HTŞ yönetiminin, eski rejimin üst düzey askerlerine yönelik operasyona giderken öldürülmesinin hıncını Tartus ve Lazkiye’de günahsız Alevilerden çıkarması ve işin artık katliam boyutuna varması tüm dünyada olduğu gibi Türkiye’de de infiale yol açtı. Özellikle de bu bölgedekilerle sadece inanç değil akrabalık bağları da olan Samandağ, Defne, Arsuz ve Mersin’deki Alevileri tedirgin etti.
Vay sen misin Alevilere yönelik katliamı kınayan?
Hemen mezhepçilik yaftası yapıştırıldı. Yetmedi, “Esad döneminde Sünni Araplar katliama uğradığında niye sesiniz çıkmadı?” ya da “Suriyeli sığınmacıların ülkemize gelmesine karşıydınız. Şimdi Alevilere kapıların açılmasını istiyorsunuz değil mi?” türünden absürt suçlamalar.
Mezhepçiliğin dik âlâsını yapan sizsiniz.
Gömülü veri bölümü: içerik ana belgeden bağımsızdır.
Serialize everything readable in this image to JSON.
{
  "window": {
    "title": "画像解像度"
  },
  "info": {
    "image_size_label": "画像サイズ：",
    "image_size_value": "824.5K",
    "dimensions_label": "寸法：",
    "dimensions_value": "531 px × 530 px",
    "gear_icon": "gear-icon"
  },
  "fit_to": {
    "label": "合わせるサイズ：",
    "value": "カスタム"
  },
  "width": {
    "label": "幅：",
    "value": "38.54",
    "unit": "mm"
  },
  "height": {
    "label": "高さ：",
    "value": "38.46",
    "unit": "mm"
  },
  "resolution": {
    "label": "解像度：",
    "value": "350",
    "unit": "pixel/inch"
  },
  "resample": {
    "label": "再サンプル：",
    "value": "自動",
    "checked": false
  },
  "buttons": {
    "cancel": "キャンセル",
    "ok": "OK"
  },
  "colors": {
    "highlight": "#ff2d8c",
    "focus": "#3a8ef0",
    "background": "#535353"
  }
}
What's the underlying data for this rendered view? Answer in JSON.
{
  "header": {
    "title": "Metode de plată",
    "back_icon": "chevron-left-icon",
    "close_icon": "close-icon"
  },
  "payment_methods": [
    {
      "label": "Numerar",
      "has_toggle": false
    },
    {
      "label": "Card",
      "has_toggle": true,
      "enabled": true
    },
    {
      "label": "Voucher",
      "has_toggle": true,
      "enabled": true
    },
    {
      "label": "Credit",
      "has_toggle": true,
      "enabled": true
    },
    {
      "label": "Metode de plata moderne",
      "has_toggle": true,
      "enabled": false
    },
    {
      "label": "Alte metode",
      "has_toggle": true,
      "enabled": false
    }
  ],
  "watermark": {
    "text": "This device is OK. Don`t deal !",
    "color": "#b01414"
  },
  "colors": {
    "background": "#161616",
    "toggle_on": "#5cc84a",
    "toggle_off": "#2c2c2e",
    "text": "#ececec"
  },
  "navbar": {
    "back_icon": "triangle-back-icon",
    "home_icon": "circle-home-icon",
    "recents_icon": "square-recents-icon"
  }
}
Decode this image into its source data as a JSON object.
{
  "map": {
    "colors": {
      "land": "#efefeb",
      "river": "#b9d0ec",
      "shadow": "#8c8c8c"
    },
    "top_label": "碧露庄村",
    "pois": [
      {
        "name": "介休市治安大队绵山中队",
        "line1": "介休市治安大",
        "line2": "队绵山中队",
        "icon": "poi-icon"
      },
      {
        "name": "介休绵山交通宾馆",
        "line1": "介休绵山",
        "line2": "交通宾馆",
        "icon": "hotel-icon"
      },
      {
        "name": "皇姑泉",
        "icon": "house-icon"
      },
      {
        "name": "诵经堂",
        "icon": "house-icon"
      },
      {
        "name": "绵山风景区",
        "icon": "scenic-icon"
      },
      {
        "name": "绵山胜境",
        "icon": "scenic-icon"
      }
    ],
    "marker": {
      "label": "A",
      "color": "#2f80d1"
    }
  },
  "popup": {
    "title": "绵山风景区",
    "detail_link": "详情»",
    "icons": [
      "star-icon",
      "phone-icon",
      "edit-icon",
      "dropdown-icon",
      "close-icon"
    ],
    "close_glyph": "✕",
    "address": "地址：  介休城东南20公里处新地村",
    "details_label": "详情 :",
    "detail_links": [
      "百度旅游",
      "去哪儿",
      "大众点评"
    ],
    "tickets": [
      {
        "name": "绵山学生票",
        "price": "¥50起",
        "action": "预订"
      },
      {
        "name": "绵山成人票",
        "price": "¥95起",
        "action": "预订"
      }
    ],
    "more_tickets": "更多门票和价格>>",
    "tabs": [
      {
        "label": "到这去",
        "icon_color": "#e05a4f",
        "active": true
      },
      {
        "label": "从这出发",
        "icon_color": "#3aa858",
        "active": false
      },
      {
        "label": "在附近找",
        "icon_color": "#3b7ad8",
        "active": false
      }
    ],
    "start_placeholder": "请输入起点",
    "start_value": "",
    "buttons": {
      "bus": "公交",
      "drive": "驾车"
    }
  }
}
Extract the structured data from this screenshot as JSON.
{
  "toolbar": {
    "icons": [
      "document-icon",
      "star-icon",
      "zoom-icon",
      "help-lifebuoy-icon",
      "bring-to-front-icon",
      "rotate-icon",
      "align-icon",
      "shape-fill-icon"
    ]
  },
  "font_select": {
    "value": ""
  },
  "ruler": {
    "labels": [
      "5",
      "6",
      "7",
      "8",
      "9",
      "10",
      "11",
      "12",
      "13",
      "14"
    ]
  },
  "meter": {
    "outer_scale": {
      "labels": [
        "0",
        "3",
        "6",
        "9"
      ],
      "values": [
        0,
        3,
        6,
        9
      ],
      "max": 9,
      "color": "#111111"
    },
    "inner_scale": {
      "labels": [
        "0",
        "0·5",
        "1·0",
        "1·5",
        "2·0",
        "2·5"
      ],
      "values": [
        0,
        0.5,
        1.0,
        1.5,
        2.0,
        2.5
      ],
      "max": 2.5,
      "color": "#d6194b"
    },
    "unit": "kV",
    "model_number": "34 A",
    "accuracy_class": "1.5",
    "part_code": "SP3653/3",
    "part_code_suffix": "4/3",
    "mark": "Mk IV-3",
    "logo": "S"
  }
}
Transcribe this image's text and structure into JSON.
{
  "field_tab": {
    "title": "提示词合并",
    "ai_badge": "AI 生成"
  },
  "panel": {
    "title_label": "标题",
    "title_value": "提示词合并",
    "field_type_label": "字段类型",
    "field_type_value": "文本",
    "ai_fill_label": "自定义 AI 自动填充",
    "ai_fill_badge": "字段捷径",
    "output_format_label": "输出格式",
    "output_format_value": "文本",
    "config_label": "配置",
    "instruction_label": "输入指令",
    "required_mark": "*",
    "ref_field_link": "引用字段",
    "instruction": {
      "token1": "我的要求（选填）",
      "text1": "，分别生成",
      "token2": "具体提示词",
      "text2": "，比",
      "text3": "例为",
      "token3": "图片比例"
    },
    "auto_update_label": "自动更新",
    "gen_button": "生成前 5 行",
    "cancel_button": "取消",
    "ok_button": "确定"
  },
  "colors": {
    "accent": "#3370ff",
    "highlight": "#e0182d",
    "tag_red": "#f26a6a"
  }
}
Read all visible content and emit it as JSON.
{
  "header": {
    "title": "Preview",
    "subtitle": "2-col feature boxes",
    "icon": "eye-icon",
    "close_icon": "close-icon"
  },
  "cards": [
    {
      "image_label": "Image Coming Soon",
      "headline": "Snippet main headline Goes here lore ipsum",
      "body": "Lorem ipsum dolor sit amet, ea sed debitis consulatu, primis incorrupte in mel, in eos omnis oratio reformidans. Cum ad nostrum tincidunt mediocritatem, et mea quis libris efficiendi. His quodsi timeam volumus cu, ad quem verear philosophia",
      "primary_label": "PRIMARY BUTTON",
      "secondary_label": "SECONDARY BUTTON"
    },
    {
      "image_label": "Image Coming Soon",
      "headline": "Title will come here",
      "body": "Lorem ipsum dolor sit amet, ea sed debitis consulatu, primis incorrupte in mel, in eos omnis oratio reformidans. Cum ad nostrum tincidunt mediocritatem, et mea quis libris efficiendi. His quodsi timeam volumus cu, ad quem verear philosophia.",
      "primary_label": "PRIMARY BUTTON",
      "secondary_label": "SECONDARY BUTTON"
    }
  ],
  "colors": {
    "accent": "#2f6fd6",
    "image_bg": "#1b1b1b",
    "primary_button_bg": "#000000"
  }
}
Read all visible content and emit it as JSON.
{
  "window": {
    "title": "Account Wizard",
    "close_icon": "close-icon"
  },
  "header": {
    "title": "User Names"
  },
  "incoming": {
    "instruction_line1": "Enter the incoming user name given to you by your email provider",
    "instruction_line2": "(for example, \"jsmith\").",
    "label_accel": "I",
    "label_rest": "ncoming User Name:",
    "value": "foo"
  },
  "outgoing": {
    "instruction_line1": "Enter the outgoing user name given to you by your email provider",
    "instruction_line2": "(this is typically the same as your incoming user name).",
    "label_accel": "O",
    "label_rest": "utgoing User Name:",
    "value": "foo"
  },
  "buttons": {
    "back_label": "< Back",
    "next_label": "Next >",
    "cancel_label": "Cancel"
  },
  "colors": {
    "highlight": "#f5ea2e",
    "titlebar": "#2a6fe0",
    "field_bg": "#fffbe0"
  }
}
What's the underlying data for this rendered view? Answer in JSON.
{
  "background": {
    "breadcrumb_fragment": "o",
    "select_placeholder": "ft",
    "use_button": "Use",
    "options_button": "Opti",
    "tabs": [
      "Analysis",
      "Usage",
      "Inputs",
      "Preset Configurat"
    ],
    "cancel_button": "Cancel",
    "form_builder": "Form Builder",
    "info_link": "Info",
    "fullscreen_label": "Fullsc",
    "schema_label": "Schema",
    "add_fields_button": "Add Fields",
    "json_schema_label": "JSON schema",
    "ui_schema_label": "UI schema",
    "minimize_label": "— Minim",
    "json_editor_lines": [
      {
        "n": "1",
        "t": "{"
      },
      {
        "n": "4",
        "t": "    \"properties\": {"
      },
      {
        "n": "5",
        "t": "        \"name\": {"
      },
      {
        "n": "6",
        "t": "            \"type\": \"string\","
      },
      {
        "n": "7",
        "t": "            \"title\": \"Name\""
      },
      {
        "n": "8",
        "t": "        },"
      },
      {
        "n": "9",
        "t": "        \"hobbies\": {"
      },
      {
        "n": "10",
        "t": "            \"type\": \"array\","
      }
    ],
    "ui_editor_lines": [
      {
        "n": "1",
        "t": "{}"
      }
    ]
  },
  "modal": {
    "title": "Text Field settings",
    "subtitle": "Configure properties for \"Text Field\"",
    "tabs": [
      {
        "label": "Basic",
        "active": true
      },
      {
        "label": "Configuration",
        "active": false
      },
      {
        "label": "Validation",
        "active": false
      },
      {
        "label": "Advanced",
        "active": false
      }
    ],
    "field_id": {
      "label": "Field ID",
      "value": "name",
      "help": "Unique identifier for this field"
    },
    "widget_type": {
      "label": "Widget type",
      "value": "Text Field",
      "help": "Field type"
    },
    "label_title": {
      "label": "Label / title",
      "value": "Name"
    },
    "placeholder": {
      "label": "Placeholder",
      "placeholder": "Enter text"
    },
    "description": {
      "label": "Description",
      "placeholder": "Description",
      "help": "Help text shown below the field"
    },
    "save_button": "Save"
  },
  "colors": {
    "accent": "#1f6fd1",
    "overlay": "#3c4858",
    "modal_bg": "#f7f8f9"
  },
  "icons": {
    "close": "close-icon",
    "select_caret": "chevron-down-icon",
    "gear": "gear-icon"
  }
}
Daha Suriye karışmadan “Aman Suriye işine burnumuzu sokmayalım” diye uyaran dönemin CHP lideri Kılıçdaroğlu’na yönelik “Ne o Esad’la mezheptaş olduğun için mi karşı çıkıyorsun?” diyen sizdiniz.
Esad karşıtı Sünni sivilleri ateşe atan da sizdiniz. Suriye’de bir askeri müdahaleye gerek kalmadan liberali, Kürt’ü, Hıristiyanı, Alevisi, Dürzisi, Yezidisi ve Sünnisi ile topyekûn muhalif bir halk ayaklanmasının önünü Müslüman Kardeşler ile kestiniz. ABD bile ürkmüş dışişleri bakanı Hillary Clinton bile Suriye demokratik muhalefetini “Devriminizi çalan radikal İslamcılara karşı direnin” diye uyarmıştı.
İstanbul’da yapılan sözüm ona muhalifleri birleştirme toplantısında bizzat devreye girip Müslüman Kardeşleri yönetime getirdiğiniz ve Katar’la birlikte onların silahlanmasına yardım ettiğiniz için o insanlar Esad rejiminin hedefi haline geldi. Binlerce insan öldü, milyonlarcası yurdundan oldu.
Suriye içinde tampon bölge kurma hayaliyle çatışmaların artmasını ve sığınmacı gelmesini teşvik ettiniz. Üstelik Suriye’de daha iç savaş başlamadan siz Hatay’da sığınmacı kampları inşa ettiniz. Sahi nereden biliyordunuz iç savaş çıkacağını?
IŞİD’E MEZHEBİNDEN DOLAYI MI SESSİZ KALDINIZ?
Mezhepçiliğiniz yüzünden IŞİD’e bile tepki göstermediniz. IŞİD sadece Irak ve Suriye’deki Alevileri katletmedi, askerlerimizi de diri diri yaktı. Telafer’e saldıran IŞİD binlerce Türkmeni katletti. Türkmen Alevisi Telaferliler “Anavatan bize sahip çıkar” umuduyla sınıra geldiğinde almadınız. Dönemin Dışişleri Bakanı Ahmet Davutoğlu, onca katliama rağmen IŞİD’e müdahale edilmeyişini “Musul’da IŞİD’e saldırırsanız mezhep savaşı çıkar” diye açıklamıştı. Ancak ABD bu konuyu PKK uzantısı YPG’ye ihale edince ayıldınız ve Cerablus’a girerek IŞİD’i kovdunuz.
Türkiye’deki Aleviler, Suriye’den Alevi sığınmacı istemiyor. Sadece HTŞ üzerinde etkili olduğunuzu böbürlenerek anlatıyorsunuz ya, işte o yüzden Türkiye’deki Aleviler de “Madem bu kadar etkilisiniz o zaman durdurun bu katliamı” diyorlar. Hepsi bu.
Türkiye’deki Arap Alevileri iddia ettiğiniz gibi mezhepçi olsaydı 1998 Ekim’inde Türkiye Hafız Esad’a “Ya Apo’yu ülkenden çıkar ya da biz askeri yolla çıkarırız” mesajı verip Suriye sınırına askeri yığınak yaptığında homurdanırdı. Tam tersine destek verdiler.
Tartus ve Lazkiye’de katliama uğrayan Aleviler sırtını dayayabilecek tek ülke olarak Türkiye’yi görüyor. Fransızların çekilmesinden sonra önce bağımsız bir devlet olan Hatay, Meclis kararıyla Türkiye’ye katılmıştı. Eğer Tartus ve Lazkiye’de de inisiyatif kendilerine bırakılsaydı oradaki Aleviler de hiç kuşkunuz olmasın Türkiye’ye katılma kararı verirdi.